Plaintiff, the registered owner, tendered $200 to defendant for the release of the car. Defendant accepted the $200 but kept the automobile. It is plaintiff's contention that this amounted to conversion of the automobile.

The trial court, on the complaint, entered judgment for plaintiff in the sum of $2,600 principal, $1,000 exemplary damages and $250 attorney's fees.

The question to be determined on this appeal is: Does the holder of a possessory lien for a debt exceeding $200, who has not notified the legal owner pursuant to section 3068, subdivision (b), of the Civil Code, have a right to retain the vehicle when the registered owner, who ordered the work performed, has tendered the sum of $200?

Another way of stating the same question is this: Does the invalidation of the lien provided by section 3068, subdivision (b), of the Civil Code inure to the benefit of the registered owner of the automobile as well as to the benefit of the legal owner?

[1] It is our opinion that the provisions of section 3068, subdivision (b), of the Civil Code inure only to the benefit of the legal owner and that a registered owner, who placed the car in the lien claimant's possession and who ordered the work performed, must pay the entire amount of the bill in order to obtain release of the automobile.

Few California cases directly interpret the code section involved. Those which do interpret it refer to former sections 3051 and 3051a of the Civil Code. They were for the purposes of this case substantially the same as sections 3068, subdivision [253 Cal. App. 2d Supp. 1081] (a), and 3068, subdivision (b), of the Civil Code and the latter code sections will be used in this opinion.

Section 3068, subdivision (a), provides in substance that a repairman has a lien for the compensation to which he is legally entitled. It is this subsection which creates the lien.

Section 3068, subdivision (b), which is set forth above provides that that portion of the lien in excess of $200 is invalid in certain circumstances.

As previously paraphrased the question before us is, as to whom is it invalid? If there were no cases interpreting this section it might well be argued that by saying that the lien was invalid the Legislature meant to apply it in every case where $200 was tendered. Appellant contends that the meaning of the section is that it is invalid only as to the legal owner.

In Hackett v. California Laundry, 7 Cal. App. 2d Supp. 757, 760 [45 P.2d 833], the appellate division of the superior court said, referring to the then section 3051a: "This section does not purport to create any liens [citations] but rather to provide a procedure by which certain liens ... may be made effective against the owner of the property by giving notice to the owner if his address is known." (Italics added.)

Similarly, in Hessel v. Pickwick Stages System, Inc., 100 Cal. App. 682, 684 [280 P. 1016], the court discussed the validity of a lien in excess of the then statutory amount of $100. The court said: "Later the defendant Wren rendered services of the admitted value of $128.37. Before rendering those services the legal owner was not notified. Subject to the objection of the legal owner, Wren's claim was valid to the full amount. (Civ. Code, ยง 3051.) As to the legal owner that statement must be qualified by virtue of the provisions of section 3051a [now 3068, subdivision (b)] of the Civil Code." (Italics added.)

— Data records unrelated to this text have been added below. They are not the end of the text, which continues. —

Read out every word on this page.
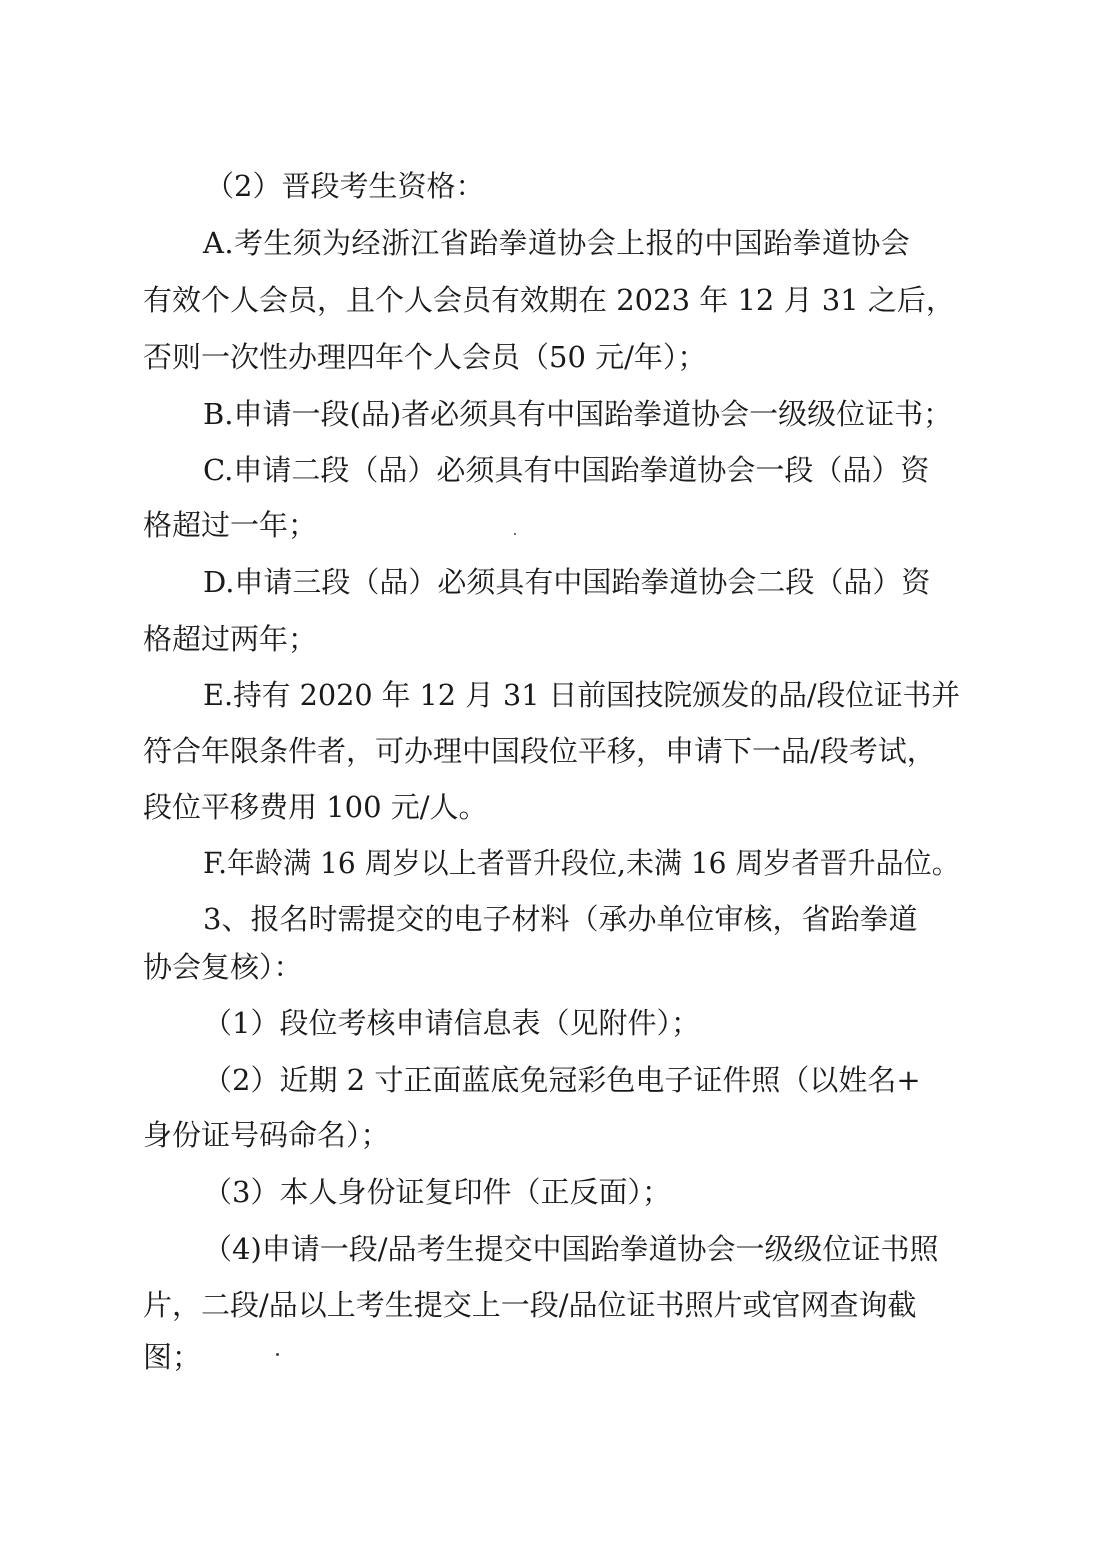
（2）晋段考生资格：
A.考生须为经浙江省跆拳道协会上报的中国跆拳道协会
有效个人会员，且个人会员有效期在 2023 年 12 月 31 之后，
否则一次性办理四年个人会员（50 元/年）；
B.申请一段(品)者必须具有中国跆拳道协会一级级位证书；
C.申请二段（品）必须具有中国跆拳道协会一段（品）资
格超过一年；
D.申请三段（品）必须具有中国跆拳道协会二段（品）资
格超过两年；
E.持有 2020 年 12 月 31 日前国技院颁发的品/段位证书并
符合年限条件者，可办理中国段位平移，申请下一品/段考试，
段位平移费用 100 元/人。
F.年龄满 16 周岁以上者晋升段位,未满 16 周岁者晋升品位。
3、报名时需提交的电子材料（承办单位审核，省跆拳道
协会复核）：
（1）段位考核申请信息表（见附件）；
（2）近期 2 寸正面蓝底免冠彩色电子证件照（以姓名+
身份证号码命名）；
（3）本人身份证复印件（正反面）；
（4)申请一段/品考生提交中国跆拳道协会一级级位证书照
片，二段/品以上考生提交上一段/品位证书照片或官网查询截
图；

These opinions indicate to us that the courts of this state have previously interpreted section 3068, subdivision (b), of the Civil Code and its predecessor to mean that the provisions of that section inure only to the benefit of the legal owner.

We state further that it seems entirely reasonable to us that the registered owner of a motor vehicle who is in possession of it should be subjected to the full amount of any lien created by his own act of delivering it to a repairman and ordering its repair.

The judgment on the complaint is therefore reversed.